Twenty-six billion dollars of fraud: no felony cases. But when the stakes are in the hundreds of dollars, we kick in 26,000 doors a year in just [San Diego] county.

ConstitutionFinally, six women who had experienced these travesties got together and with the help of the ACLU filed a lawsuit. In Sanchez v The County of San Diego, they argued before the United States Court of Appeals, Ninth Circuit, that these intrusive home searches were a violation of their Fourth Amendment rights.
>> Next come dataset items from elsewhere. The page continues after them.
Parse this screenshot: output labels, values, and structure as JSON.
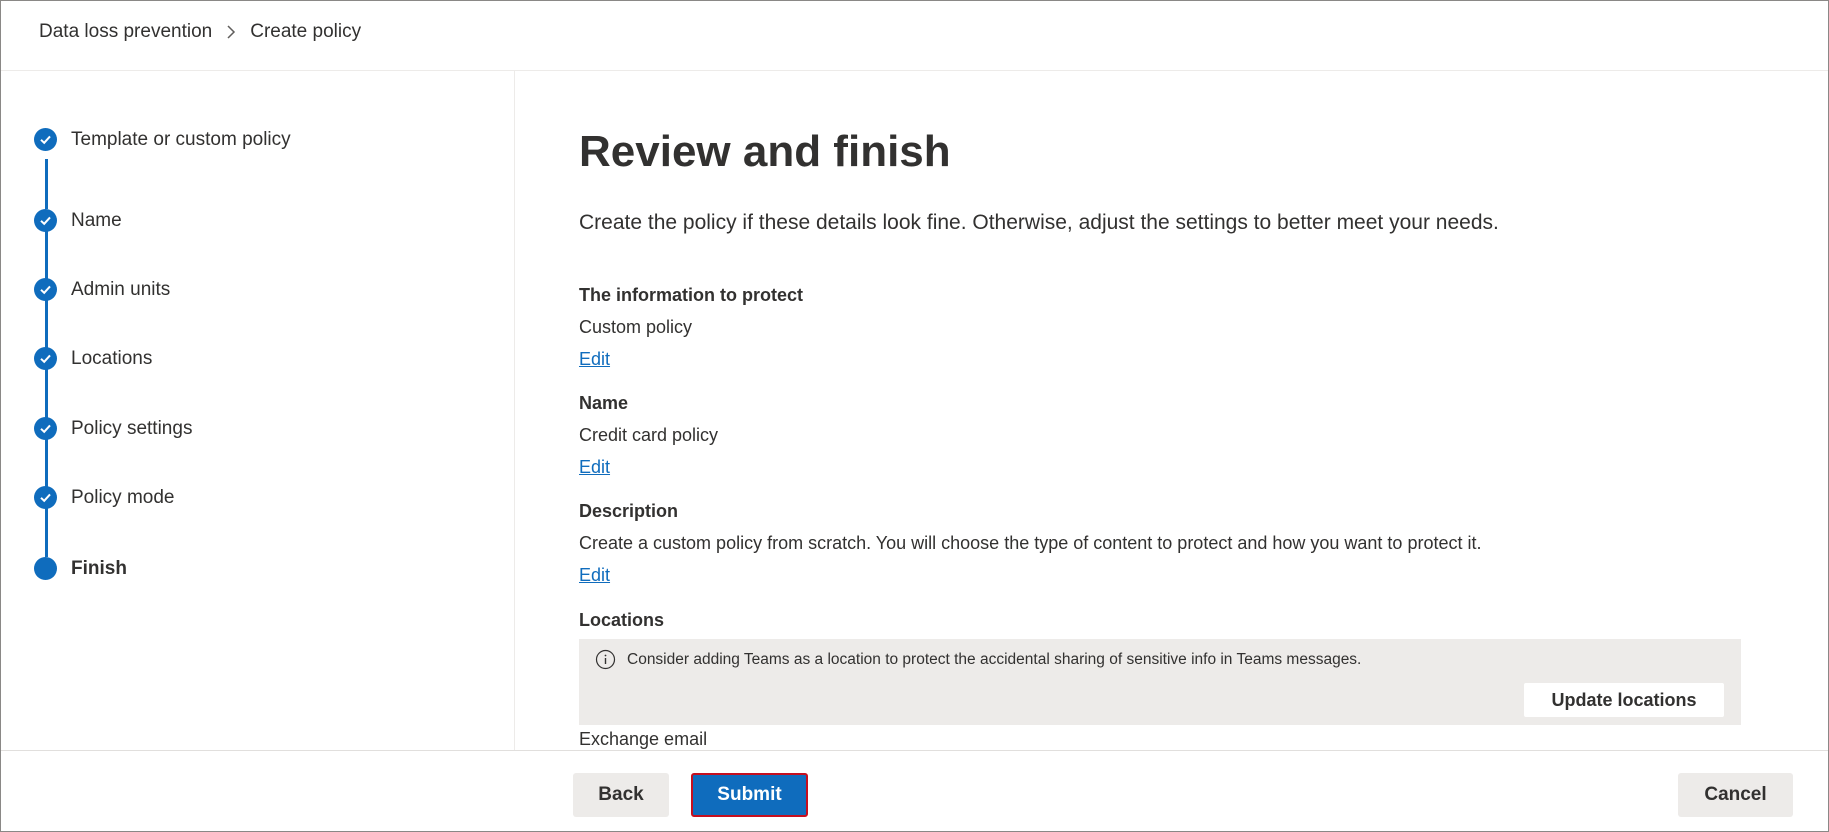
{
  "breadcrumb": {
    "items": [
      "Data loss prevention",
      "Create policy"
    ]
  },
  "wizard": {
    "steps": [
      {
        "label": "Template or custom policy",
        "status": "completed"
      },
      {
        "label": "Name",
        "status": "completed"
      },
      {
        "label": "Admin units",
        "status": "completed"
      },
      {
        "label": "Locations",
        "status": "completed"
      },
      {
        "label": "Policy settings",
        "status": "completed"
      },
      {
        "label": "Policy mode",
        "status": "completed"
      },
      {
        "label": "Finish",
        "status": "current"
      }
    ]
  },
  "main": {
    "title": "Review and finish",
    "intro": "Create the policy if these details look fine. Otherwise, adjust the settings to better meet your needs.",
    "sections": [
      {
        "heading": "The information to protect",
        "value": "Custom policy",
        "edit_label": "Edit"
      },
      {
        "heading": "Name",
        "value": "Credit card policy",
        "edit_label": "Edit"
      },
      {
        "heading": "Description",
        "value": "Create a custom policy from scratch. You will choose the type of content to protect and how you want to protect it.",
        "edit_label": "Edit"
      }
    ],
    "locations": {
      "heading": "Locations",
      "info_message": "Consider adding Teams as a location to protect the accidental sharing of sensitive info in Teams messages.",
      "update_button": "Update locations",
      "first_location": "Exchange email"
    }
  },
  "footer": {
    "back_label": "Back",
    "submit_label": "Submit",
    "cancel_label": "Cancel"
  },
  "colors": {
    "accent": "#0f6cbd",
    "focus_outline": "#c50f1f",
    "info_bar_bg": "#edebe9"
  },
  "icons": {
    "step_completed": "checkmark-icon",
    "step_current": "filled-circle-icon",
    "breadcrumb_separator": "chevron-right-icon",
    "info": "info-icon"
  }
}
They lost. The argument that prevailed was basically that, by virtue of their applying for taxpayer supported aid, the state’s interest took precedence over their right not to have their homes peremptorily searched, that they had forfeited that portion of their Constitutional rights.

However the minority opinion of the Court was quite striking. They wrote the following:

[A visit from a social worker] is a far cry from the program carried out by the County of San Diego, whose Project 100% home visits entail a law enforcement agent – trained not to give advice to welfare applicants – walking through the applicant’s home in search of physical evidence of ineligibility that could lead to criminal prosecution either for welfare fraud or other crimes unrelated to the welfare application. In light of the significant differences in scope and implementation between the home visits at issue in Wyman [a precedent case] and those challenged here, I disagree with the majority’s conclusion that the home visits do not rise to the level of a Fourth Amendment search.

Nor do I agree with the majority’s improper discounting of the Appellants’ heightened privacy interest in their home. In the majority’s view, even if the home visit is a search, it is reasonable because the Appellants’ relationship with the state as potential welfare recipients “reduce[s] the expectation of privacy even within the sanctity of the home.” ? … ? By suggesting that welfare applicants may be treated the same as convicted criminals, the majority ignores the limits – implicit and explicit – in [another precedent case].

Courts have been chipping away at the Constitutional rights of the poor and people of color for many years while giving a free pass to rich, white collar and white faced criminals. The County of San Diego with its P100 program is the worst offender along these lines in the entire US. If you’re black or brown and live in the ghetto, you don’t get protection against illegal searches and seizures. Whether it’s possession of microscopic amounts of drugs or accusations of welfare fraud, that’s just the way it is.